According to several news agencies, multiple automakers have been working on developing new vehicles and systems that would make driving a much safer and even hassle-free experience to motorists in the country.
In Nevada, drivers of an experimental autonomous car designed by Audi will be able to worry about anything they would like to other than driving while behind the wheel while Toyota has been working on safety technologies that would make collisions and fatal accidents a thing of the past.
Experts believe that certain technologies like radars, high-definition cameras, satellite-connected tools, infrared projectors and other tools will be soon aiding drivers and making driving a much safer experience. Cars will be soon able to announce when the vehicle is about to run into an obstacle and warn that the traffic has come to a total stop around the bend. Certain systems will be even capable of announcing that the lights at the next intersection have gone dark.

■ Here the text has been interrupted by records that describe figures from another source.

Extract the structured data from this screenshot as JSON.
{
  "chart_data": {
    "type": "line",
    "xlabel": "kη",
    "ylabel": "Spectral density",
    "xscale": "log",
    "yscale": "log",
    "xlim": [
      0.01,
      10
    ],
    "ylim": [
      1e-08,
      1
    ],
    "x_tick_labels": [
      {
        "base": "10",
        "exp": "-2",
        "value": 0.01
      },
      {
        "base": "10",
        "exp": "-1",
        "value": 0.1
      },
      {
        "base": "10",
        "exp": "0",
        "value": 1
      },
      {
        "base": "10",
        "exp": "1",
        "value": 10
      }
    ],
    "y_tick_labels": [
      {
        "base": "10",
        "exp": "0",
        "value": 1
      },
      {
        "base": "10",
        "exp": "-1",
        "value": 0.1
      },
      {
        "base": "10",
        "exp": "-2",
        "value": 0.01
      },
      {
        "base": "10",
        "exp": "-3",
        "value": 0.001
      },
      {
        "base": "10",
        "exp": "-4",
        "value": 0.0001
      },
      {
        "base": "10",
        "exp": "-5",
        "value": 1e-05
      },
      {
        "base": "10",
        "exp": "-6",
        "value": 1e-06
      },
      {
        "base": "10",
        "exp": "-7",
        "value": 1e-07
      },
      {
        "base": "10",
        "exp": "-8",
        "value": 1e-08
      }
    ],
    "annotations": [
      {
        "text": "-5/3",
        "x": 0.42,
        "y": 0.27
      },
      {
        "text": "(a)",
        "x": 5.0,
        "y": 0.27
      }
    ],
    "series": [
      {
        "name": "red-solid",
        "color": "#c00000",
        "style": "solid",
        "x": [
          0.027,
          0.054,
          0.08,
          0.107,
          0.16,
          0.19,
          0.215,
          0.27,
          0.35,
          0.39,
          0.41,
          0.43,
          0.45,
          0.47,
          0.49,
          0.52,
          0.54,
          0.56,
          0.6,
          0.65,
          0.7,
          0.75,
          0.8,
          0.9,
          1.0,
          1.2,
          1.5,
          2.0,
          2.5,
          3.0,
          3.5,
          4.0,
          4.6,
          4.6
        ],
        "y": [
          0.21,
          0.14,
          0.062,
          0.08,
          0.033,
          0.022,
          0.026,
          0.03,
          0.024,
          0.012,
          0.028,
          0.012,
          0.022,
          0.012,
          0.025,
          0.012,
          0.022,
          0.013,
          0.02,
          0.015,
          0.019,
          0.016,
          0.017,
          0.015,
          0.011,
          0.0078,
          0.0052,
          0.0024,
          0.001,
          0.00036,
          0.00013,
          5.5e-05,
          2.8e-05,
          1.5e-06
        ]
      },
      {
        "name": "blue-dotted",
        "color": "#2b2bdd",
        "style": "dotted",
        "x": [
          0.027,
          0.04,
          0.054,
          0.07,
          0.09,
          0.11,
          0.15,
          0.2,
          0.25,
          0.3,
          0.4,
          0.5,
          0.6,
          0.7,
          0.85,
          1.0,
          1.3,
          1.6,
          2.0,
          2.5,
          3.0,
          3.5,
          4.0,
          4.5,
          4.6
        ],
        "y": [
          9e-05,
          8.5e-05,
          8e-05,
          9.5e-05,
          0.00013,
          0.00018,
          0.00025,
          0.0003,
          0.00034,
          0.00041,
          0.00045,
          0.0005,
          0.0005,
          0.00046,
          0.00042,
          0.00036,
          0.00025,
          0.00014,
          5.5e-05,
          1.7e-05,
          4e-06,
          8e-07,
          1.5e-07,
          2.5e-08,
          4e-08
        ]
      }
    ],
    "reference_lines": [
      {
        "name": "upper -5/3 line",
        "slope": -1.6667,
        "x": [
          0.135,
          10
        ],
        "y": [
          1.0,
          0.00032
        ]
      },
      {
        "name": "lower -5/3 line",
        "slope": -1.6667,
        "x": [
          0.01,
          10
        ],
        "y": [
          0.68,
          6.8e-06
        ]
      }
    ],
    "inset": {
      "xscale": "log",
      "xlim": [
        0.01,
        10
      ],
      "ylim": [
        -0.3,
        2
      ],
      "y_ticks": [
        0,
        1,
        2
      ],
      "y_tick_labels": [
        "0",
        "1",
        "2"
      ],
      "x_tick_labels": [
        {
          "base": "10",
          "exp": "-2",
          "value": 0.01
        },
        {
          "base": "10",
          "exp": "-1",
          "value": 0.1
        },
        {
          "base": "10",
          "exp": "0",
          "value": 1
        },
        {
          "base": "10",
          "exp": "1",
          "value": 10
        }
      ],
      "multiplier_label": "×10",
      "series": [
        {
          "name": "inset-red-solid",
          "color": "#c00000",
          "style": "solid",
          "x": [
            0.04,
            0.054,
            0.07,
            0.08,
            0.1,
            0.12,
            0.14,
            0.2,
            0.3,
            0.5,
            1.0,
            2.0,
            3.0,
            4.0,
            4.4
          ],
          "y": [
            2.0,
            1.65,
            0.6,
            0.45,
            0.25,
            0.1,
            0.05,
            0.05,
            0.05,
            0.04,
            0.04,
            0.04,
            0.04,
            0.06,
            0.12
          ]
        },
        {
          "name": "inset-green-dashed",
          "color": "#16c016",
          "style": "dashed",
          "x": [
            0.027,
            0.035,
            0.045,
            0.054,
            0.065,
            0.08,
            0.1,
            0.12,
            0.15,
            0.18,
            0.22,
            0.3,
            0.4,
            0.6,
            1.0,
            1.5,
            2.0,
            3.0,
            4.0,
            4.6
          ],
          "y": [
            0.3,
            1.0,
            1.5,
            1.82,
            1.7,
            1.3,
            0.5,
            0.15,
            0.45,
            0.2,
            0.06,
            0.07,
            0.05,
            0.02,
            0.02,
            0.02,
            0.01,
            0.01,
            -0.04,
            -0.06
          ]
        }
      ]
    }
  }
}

According to several media outlets, multiple automakers have been demonstrating their recently developed technologies at the 2013 Consumer Electronics Show. Some of the latest advances indicate that vehicles are turning into smart computers while looking less like engine on wheels. Although most of the highly advanced technology won’t be available to consumers for years, Audi has started to test its prototype based on the company’s autonomous car system. Audi is confident that these tests will help engineers to develop an even more efficient and safe driverless car. Some experts believe that, the goal of most automakers is to show consumers that most cars of the next decade will bring the number of collisions and fatalities down significantly.
When it comes to Audi’s new autonomous technology, cameras mounted to the vehicle sound alarms when the driver becomes drowsy while behind the wheel on an autopilot mode, which is a response to some critics who believe that consumers may not be fully comfortable with the idea of a computer driving their vehicles for them.
Some critics have also stated that in spite of the fact that computers can predict behaviors and diverse situations, it could never replace the driver’s instincts and personal judgment. Computers are not perfect and since similar technologies have been tested in the past, with no real success, automakers are being asked to extensively test their technologies and allow safety regulators to verify how safe the autonomous car system is before consumers are allowed to purchase it and use regularly.
Recent studies have suggested that safety features designed to lower the risk of accidents like anti-lock brakes haven’t made a dent in accident statistics. Certain efforts could be proved useless without proper testing and updates. According to some experts, drivers who tend to over trust their vehicle’s safety features become prone to being involved in more collisions since they become less vigilant while behind the wheel, trusting the vehicle’s promise to keep them safe.
In spite of the criticism, several features have been proved useful like Volvo’s city safety features.